In Tel-Aviv about ten years ago Orit, a girl soldier in Zahal's education corps gets a double assignment: to write a brochure on Israeli Identity, and help in the assimilation of a fellow military educationalist, a lonely immigrant from Canada. A quest for love and self-knowledge that makes for an inventive, witty, and rhyming take on Pushkin's Yevgeni Onegin. A bit like Vikram Seth's The Golden Gate, it is totally Israeli and absolutely absorbing, asking tough questions in an engagingly light way.

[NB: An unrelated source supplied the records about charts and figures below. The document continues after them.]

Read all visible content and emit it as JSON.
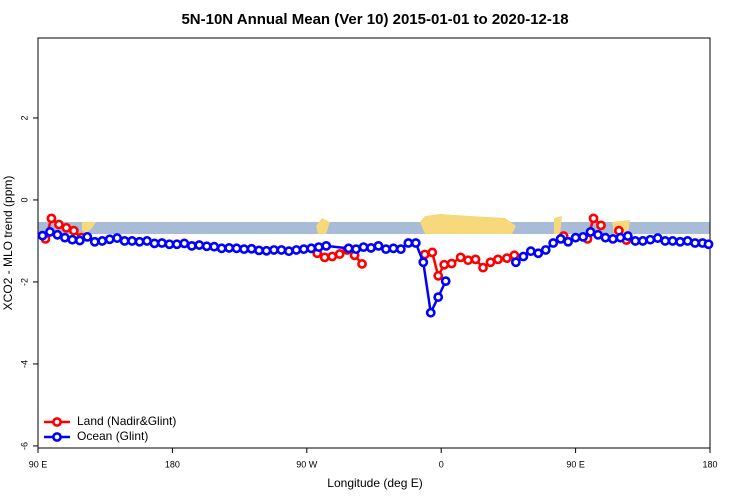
{
  "chart_data": {
    "type": "line",
    "title": "5N-10N Annual Mean (Ver 10)   2015-01-01 to 2020-12-18",
    "x_label": "Longitude (deg E)",
    "y_label": "XCO2 - MLO trend (ppm)",
    "xlim": [
      90,
      540
    ],
    "ylim": [
      -6.05,
      3.95
    ],
    "xticks": [
      {
        "value": 90,
        "label": "90 E"
      },
      180,
      {
        "value": 270,
        "label": "90 W"
      },
      {
        "value": 360,
        "label": "0"
      },
      {
        "value": 450,
        "label": "90 E"
      },
      {
        "value": 540,
        "label": "180"
      }
    ],
    "yticks": [
      -6,
      -4,
      -2,
      0,
      2
    ],
    "legend": "bottom-left",
    "series": [
      {
        "name": "Land (Nadir&Glint)",
        "color": "#ff0000",
        "x": [
          95,
          99,
          104,
          109,
          114,
          119,
          120,
          277,
          282,
          287,
          292,
          297,
          302,
          307,
          308,
          349,
          354,
          358,
          362,
          367,
          373,
          378,
          383,
          388,
          393,
          398,
          404,
          409,
          410,
          442,
          443,
          458,
          462,
          467,
          468,
          479,
          484
        ],
        "values": [
          -0.95,
          -0.45,
          -0.6,
          -0.68,
          -0.75,
          -0.92,
          null,
          -1.3,
          -1.4,
          -1.38,
          -1.32,
          -1.22,
          -1.35,
          -1.56,
          null,
          -1.33,
          -1.28,
          -1.85,
          -1.58,
          -1.55,
          -1.4,
          -1.47,
          -1.45,
          -1.65,
          -1.52,
          -1.45,
          -1.42,
          -1.35,
          null,
          -0.88,
          null,
          -0.95,
          -0.45,
          -0.62,
          null,
          -0.75,
          -0.98
        ]
      },
      {
        "name": "Ocean (Glint)",
        "color": "#0000ff",
        "x": [
          93,
          98,
          103,
          108,
          113,
          118,
          123,
          128,
          133,
          138,
          143,
          148,
          153,
          158,
          163,
          168,
          173,
          178,
          183,
          188,
          193,
          198,
          203,
          208,
          213,
          218,
          223,
          228,
          233,
          238,
          243,
          248,
          253,
          258,
          263,
          268,
          273,
          278,
          283,
          298,
          303,
          308,
          313,
          318,
          323,
          328,
          333,
          338,
          343,
          348,
          353,
          358,
          363,
          364,
          410,
          415,
          420,
          425,
          430,
          435,
          440,
          445,
          450,
          455,
          460,
          465,
          470,
          475,
          480,
          485,
          490,
          495,
          500,
          505,
          510,
          515,
          520,
          525,
          530,
          535,
          539
        ],
        "values": [
          -0.87,
          -0.78,
          -0.85,
          -0.92,
          -0.97,
          -0.99,
          -0.9,
          -1.02,
          -1.0,
          -0.96,
          -0.93,
          -1.0,
          -1.0,
          -1.02,
          -1.0,
          -1.06,
          -1.05,
          -1.08,
          -1.08,
          -1.06,
          -1.12,
          -1.1,
          -1.13,
          -1.14,
          -1.18,
          -1.17,
          -1.18,
          -1.2,
          -1.19,
          -1.23,
          -1.24,
          -1.22,
          -1.22,
          -1.25,
          -1.22,
          -1.2,
          -1.18,
          -1.15,
          -1.12,
          -1.18,
          -1.2,
          -1.15,
          -1.17,
          -1.12,
          -1.2,
          -1.18,
          -1.2,
          -1.05,
          -1.05,
          -1.52,
          -2.75,
          -2.37,
          -1.98,
          null,
          -1.52,
          -1.38,
          -1.25,
          -1.3,
          -1.22,
          -1.05,
          -0.95,
          -1.02,
          -0.92,
          -0.9,
          -0.78,
          -0.85,
          -0.92,
          -0.95,
          -0.92,
          -0.88,
          -1.0,
          -1.0,
          -0.97,
          -0.93,
          -1.0,
          -1.0,
          -1.02,
          -1.0,
          -1.05,
          -1.05,
          -1.08
        ]
      }
    ]
  }
}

Maya Arad was born in Israel (1971) and grew up in Kibbutz Nahal-Oz. She graduated in Classics and Linguistics at the Tel Aviv University and has a Ph.D. in Linguistics from London University. She taught at Stanford University.
Her first book Another Place, a Foreign City, a novel in rhymes, also published by Xargol, won the Ministry of Education and Culture award and in 2005 was Shortlisted for the Sapir prize (the Israeli Booker). In 2006 it was performed as a play at the Cameri Theater.
After having examined the funnier and less glamorous aspects of academic life in the critically acclaimed best seller Seven Moral Failings (2006), she published in 2008 a collection of three novellas, Family Pictures, examining family life.
"Not only a work of linguistic virtuosity, but a novel that has a plot, characters and a live and clear real world. Moreover, it touches in a painful and original way the roots of the Israeli identity."
A. B. Yehoshua
"A brilliant and profound novel."
Ha'aretz
"Wonderful, witty and full of humour."